L’imperfection sincère de cette ancienne usine, datant du 19e siècle, révèle une histoire qui se noie dans la masse anonyme des bâtiments industriels londoniens. Tour à tour lieu de production, puis de stockage, et embué dans des aménagements vétustes, cet édifice se réaffirme pour accueillir de nouveaux bureaux. L’architecte Amin Taha, primé par le Royal Institute of British Architects en 2013, sublime cette rénovation à travers une solution simple, douce et complète.
Histoire d’industrie
Avec une modénature régulière et des ouvertures généreuses, ce bâtiment affiche une évidente qualité architecturale et urbaine. À l’époque construit en dehors de Londres par suite de l’essor industriel, démographique et économique de la ville, il bénéficie aujourd’hui d’un emplacement de choix au carrefour de trois rues principales, dans un quartier dynamique.
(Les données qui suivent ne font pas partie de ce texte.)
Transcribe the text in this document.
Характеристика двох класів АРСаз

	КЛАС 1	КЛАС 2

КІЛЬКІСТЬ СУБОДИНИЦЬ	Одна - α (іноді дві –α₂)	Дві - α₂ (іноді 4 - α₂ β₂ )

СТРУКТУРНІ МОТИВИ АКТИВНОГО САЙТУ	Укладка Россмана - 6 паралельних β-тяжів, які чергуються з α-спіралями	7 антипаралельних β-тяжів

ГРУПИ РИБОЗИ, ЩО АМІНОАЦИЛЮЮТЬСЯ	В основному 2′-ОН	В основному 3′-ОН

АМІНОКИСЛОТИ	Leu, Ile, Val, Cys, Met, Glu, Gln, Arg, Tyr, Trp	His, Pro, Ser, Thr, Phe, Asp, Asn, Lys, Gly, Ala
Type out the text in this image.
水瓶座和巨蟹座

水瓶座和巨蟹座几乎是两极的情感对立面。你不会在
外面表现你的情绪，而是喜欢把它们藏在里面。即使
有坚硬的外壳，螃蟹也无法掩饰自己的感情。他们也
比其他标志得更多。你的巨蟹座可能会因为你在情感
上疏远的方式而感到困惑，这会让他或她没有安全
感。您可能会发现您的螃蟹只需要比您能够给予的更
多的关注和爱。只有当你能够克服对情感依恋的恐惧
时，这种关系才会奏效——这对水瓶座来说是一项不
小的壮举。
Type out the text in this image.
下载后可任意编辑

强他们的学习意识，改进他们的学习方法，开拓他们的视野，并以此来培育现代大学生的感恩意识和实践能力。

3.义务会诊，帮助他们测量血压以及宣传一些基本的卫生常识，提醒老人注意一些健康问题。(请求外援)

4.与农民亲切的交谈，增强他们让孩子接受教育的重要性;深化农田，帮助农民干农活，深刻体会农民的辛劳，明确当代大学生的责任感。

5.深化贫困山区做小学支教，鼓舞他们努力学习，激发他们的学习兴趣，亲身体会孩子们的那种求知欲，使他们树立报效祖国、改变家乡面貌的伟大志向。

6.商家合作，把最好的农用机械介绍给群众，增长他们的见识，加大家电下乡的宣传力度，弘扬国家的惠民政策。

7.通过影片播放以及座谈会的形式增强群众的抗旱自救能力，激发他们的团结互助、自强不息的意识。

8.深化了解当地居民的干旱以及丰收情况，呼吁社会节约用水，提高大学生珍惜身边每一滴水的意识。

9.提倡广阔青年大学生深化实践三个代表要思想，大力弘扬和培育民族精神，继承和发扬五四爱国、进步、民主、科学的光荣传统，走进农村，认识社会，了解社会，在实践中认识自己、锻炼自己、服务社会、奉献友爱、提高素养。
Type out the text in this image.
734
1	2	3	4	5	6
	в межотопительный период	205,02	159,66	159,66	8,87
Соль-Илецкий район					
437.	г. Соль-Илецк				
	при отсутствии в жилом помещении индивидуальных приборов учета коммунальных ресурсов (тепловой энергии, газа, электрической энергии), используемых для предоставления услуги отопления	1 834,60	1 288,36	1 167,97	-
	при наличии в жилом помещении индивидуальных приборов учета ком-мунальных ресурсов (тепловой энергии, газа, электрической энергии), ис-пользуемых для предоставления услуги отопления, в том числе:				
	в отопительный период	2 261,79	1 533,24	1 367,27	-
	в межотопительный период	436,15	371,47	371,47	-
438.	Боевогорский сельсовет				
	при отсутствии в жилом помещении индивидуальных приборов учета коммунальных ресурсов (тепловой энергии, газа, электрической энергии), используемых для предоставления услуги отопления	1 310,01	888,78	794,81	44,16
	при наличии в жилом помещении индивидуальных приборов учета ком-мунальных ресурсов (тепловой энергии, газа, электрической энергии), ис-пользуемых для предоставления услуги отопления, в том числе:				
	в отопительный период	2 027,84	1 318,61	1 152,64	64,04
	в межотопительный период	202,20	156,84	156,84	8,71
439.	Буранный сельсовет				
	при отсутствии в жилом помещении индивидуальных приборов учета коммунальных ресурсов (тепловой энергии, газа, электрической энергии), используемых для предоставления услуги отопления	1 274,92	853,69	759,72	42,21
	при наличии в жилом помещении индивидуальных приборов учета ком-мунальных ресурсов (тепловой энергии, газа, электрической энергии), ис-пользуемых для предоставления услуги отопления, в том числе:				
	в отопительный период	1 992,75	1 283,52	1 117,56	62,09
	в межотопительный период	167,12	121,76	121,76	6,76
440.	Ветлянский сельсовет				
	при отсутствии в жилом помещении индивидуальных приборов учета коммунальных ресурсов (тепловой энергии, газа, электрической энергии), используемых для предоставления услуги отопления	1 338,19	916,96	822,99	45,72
Tout en brique, il a trois façades largement ouvertes et un impact non négligeable à l’échelle du quartier. Son apparence générale n’a pas changé avec le projet, la rénovation ayant seulement concerné deux niveaux intérieurs. Dans cet ancien immeuble transformé par le passé en bureaux, l’essence de la construction a été dévoilée en ôtant les anciens cloisonnements et faux plafonds. Y voyant le potentiel du futur espace et ayant déjà traité cette typologie de construction, l’architecte a unifié l’ensemble à l’aide d’un unique medium, le chêne. L’acte est de compléter l’espace obtenu par la contemporanéité du matériau, la cohérence qu’il crée dans le volume et sa mise en œuvre en aplat. Les points forts ont ainsi été soulignés à travers cette rénovation, comme les poteaux en fonte, les murs en brique et le plan libre. Le changement se voit de l’extérieur si on lève des yeux curieux, mais reste discret, toujours dans le but de promouvoir l’histoire et de respecter le passé de cette architecture.
Escalier
Accolé à la façade, le nouvel escalier a été positionné avec la même configuration que l’ancien pour des raisons structurelles. Il est l’élément principal qui vient relater la vie de bureau jusqu’à l’extérieur. L’ambivalence entre sa fermeture visuelle et son invitation ludique à le parcourir en fait l’élément principal de cette rénovation. Son écrin le montre austère et opaque à la fenêtre, comme une masse immobile qui masque son usage derrière cette apparente discrétion. La teinte unitaire de son revêtement le rend massif mais convivial. Protecteur, il s’est enveloppé lui-même pour répondre aux attentes techniques, épargnant à l’ensemble un garde-corps trop banal, sa peau structure l’espace intérieur et suffit à contourner les règles usuelles de sécurité pour l’isoler du reste du volume. Cette mise en œuvre permet de contourner les contraintes tout en les assumant effrontément avec une prise de position peu courante. En parcourant l’intérieur de son antre, la main courante lumineuse qui le traverse est une invitation à l’emprunter. Son coffrage, miroir de son emmarchement, créé un usage et invite à venir s’y asseoir en place privilégiée, avec une vue sur l’animation des boulevards. Ce parcours est trompeur et ne mène nulle part, orientant le regard vers le plafond, autre élément structurant du projet.
Lumières croisées
La rénovation de l’espace a permis de mettre en avant l’authenticité de la structure bois du plafond, nous renvoyant ici à un savoir-faire ancestral. Mis à nu, il a aussi été débarrassé des plaques de plâtre mises en œuvre dans les anciens bureaux. Révélé et décapé, il a été ensuite habillé de planches en chêne qui mettent subtilement en avant le rythme des poutres et permettent un éclairage doux et projeté. En pointant une direction sans ostentation et en accord avec la simplicité du dessin de l’escalier, la mise en lumière de l’espace ne fait qu’un avec la mise en exergue de la beauté du plancher bois.
Cet acte simplifie les surfaces en les rendant lisibles et préhensibles d’un seul regard. Unifiant la totalité de l’espace, la chaleur de ce matériau permet d'insister doucement sur le geste assuré de l’architecte. Les croisillons en bois et les redents de l'escalier ponctuent le volume et dirigent le regard vers un point de fuite construit, révélant un effet de verticales et d'horizontales d’une modestie graphique sensée.